A snakemake example, that current should run to completion, but is randomly failing.
As soon as more than 1 job gets submitted concurrently to the queue, the jobs starts to fail. It appears to be specific to the installation of slurm on the eRI, as the code executes flawlessly on both NeSI and the old/current AgR hardware.
This workflow generates 12 files in ./results/. One for each iteration of the array 0-5. The ./results/hostname_n.txt file contains the hostname where the job got executed. The ./results/file_n.txt file is a 10M binary file created with the dd command (dd if=/dev/zero of={output.file} bs=10M count=1).
The job sleeps between 5s and 10s after the creation of ./results/file_n.txt before it terminates.
- sh setup.sh
This runs the required command to install snakemake and the python. No version is specified, since this should always be able to run (there are no other dependencies except for snakemake and python).

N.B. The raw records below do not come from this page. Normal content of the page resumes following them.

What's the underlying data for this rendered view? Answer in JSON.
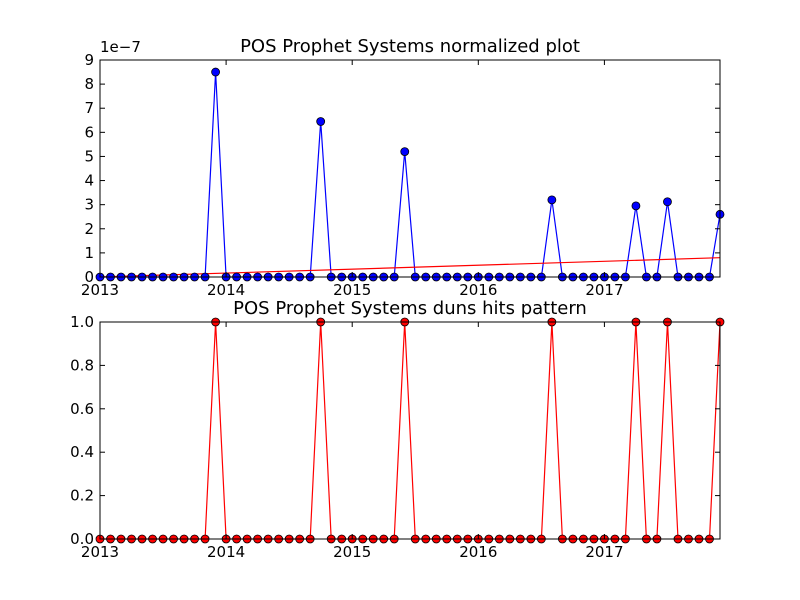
{
  "chart_data": [
    {
      "type": "line",
      "title": "POS Prophet Systems normalized plot",
      "xlabel": "",
      "ylabel": "",
      "y_offset_label": "1e−7",
      "x_tick_labels": [
        "2013",
        "2014",
        "2015",
        "2016",
        "2017"
      ],
      "y_tick_labels": [
        "0",
        "1",
        "2",
        "3",
        "4",
        "5",
        "6",
        "7",
        "8",
        "9"
      ],
      "xlim": [
        "2013-01",
        "2017-12"
      ],
      "ylim": [
        0,
        9
      ],
      "y_scale": 1e-07,
      "grid": false,
      "series": [
        {
          "color": "#0000ff",
          "marker_color": "#0000ff",
          "x": [
            "2013-01",
            "2013-02",
            "2013-03",
            "2013-04",
            "2013-05",
            "2013-06",
            "2013-07",
            "2013-08",
            "2013-09",
            "2013-10",
            "2013-11",
            "2013-12",
            "2014-01",
            "2014-02",
            "2014-03",
            "2014-04",
            "2014-05",
            "2014-06",
            "2014-07",
            "2014-08",
            "2014-09",
            "2014-10",
            "2014-11",
            "2014-12",
            "2015-01",
            "2015-02",
            "2015-03",
            "2015-04",
            "2015-05",
            "2015-06",
            "2015-07",
            "2015-08",
            "2015-09",
            "2015-10",
            "2015-11",
            "2015-12",
            "2016-01",
            "2016-02",
            "2016-03",
            "2016-04",
            "2016-05",
            "2016-06",
            "2016-07",
            "2016-08",
            "2016-09",
            "2016-10",
            "2016-11",
            "2016-12",
            "2017-01",
            "2017-02",
            "2017-03",
            "2017-04",
            "2017-05",
            "2017-06",
            "2017-07",
            "2017-08",
            "2017-09",
            "2017-10",
            "2017-11",
            "2017-12"
          ],
          "y": [
            0,
            0,
            0,
            0,
            0,
            0,
            0,
            0,
            0,
            0,
            0,
            8.5,
            0,
            0,
            0,
            0,
            0,
            0,
            0,
            0,
            0,
            6.45,
            0,
            0,
            0,
            0,
            0,
            0,
            0,
            5.2,
            0,
            0,
            0,
            0,
            0,
            0,
            0,
            0,
            0,
            0,
            0,
            0,
            0,
            3.2,
            0,
            0,
            0,
            0,
            0,
            0,
            0,
            2.95,
            0,
            0,
            3.12,
            0,
            0,
            0,
            0,
            2.6
          ]
        },
        {
          "color": "#ff0000",
          "marker": "none",
          "x": [
            "2013-01",
            "2017-12"
          ],
          "y": [
            0,
            0.8
          ]
        }
      ]
    },
    {
      "type": "line",
      "title": "POS Prophet Systems duns hits pattern",
      "xlabel": "",
      "ylabel": "",
      "x_tick_labels": [
        "2013",
        "2014",
        "2015",
        "2016",
        "2017"
      ],
      "y_tick_labels": [
        "0.0",
        "0.2",
        "0.4",
        "0.6",
        "0.8",
        "1.0"
      ],
      "xlim": [
        "2013-01",
        "2017-12"
      ],
      "ylim": [
        0,
        1
      ],
      "grid": false,
      "series": [
        {
          "color": "#ff0000",
          "marker_color": "#ff0000",
          "x": [
            "2013-01",
            "2013-02",
            "2013-03",
            "2013-04",
            "2013-05",
            "2013-06",
            "2013-07",
            "2013-08",
            "2013-09",
            "2013-10",
            "2013-11",
            "2013-12",
            "2014-01",
            "2014-02",
            "2014-03",
            "2014-04",
            "2014-05",
            "2014-06",
            "2014-07",
            "2014-08",
            "2014-09",
            "2014-10",
            "2014-11",
            "2014-12",
            "2015-01",
            "2015-02",
            "2015-03",
            "2015-04",
            "2015-05",
            "2015-06",
            "2015-07",
            "2015-08",
            "2015-09",
            "2015-10",
            "2015-11",
            "2015-12",
            "2016-01",
            "2016-02",
            "2016-03",
            "2016-04",
            "2016-05",
            "2016-06",
            "2016-07",
            "2016-08",
            "2016-09",
            "2016-10",
            "2016-11",
            "2016-12",
            "2017-01",
            "2017-02",
            "2017-03",
            "2017-04",
            "2017-05",
            "2017-06",
            "2017-07",
            "2017-08",
            "2017-09",
            "2017-10",
            "2017-11",
            "2017-12"
          ],
          "y": [
            0,
            0,
            0,
            0,
            0,
            0,
            0,
            0,
            0,
            0,
            0,
            1,
            0,
            0,
            0,
            0,
            0,
            0,
            0,
            0,
            0,
            1,
            0,
            0,
            0,
            0,
            0,
            0,
            0,
            1,
            0,
            0,
            0,
            0,
            0,
            0,
            0,
            0,
            0,
            0,
            0,
            0,
            0,
            1,
            0,
            0,
            0,
            0,
            0,
            0,
            0,
            1,
            0,
            0,
            1,
            0,
            0,
            0,
            0,
            1
          ]
        }
      ]
    }
  ]
}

- Activate conda-env with: conda activate ./conda-env
2.1) sh run_single.sh
*** THIS WILL ONLY RUN ON THE ERI HARDWARE ***
This runs the Snakmake workflow, submitting jobs one after another to the queue. The workflow completes succesfully, with 12 files created in ./results. This is the expected behaviour of the workflow.
2.2) sh run_multiple.sh
** THIS WILL ONLY RUN ON THE ERI HARDWARE **
This runs the same Snakemake workflow, except that 6 jobs will be added to the queue simultanously. These jobs fail randomly. There logfiles (./logs) provides no debuggin information, and there appears to be no errors.
2.3) sh run_agr.sh
THIS ONLY RUNS ON THE AGR HARDWARE, AND COMPLETES SUCCESFULLY WITH MULTIPLE JOBS SUBMITTED IN THE QUEUE
This works as expected, with multiple jobs submitted to the queue, and the workflow completes without any errors.
2.4) sh run_nesi.sh
** THIS RUNS ON NESI, AND SUBMITS TO MILAN **
This works as expected, with multiple jobs submitted to the queue, and the workdlow completes.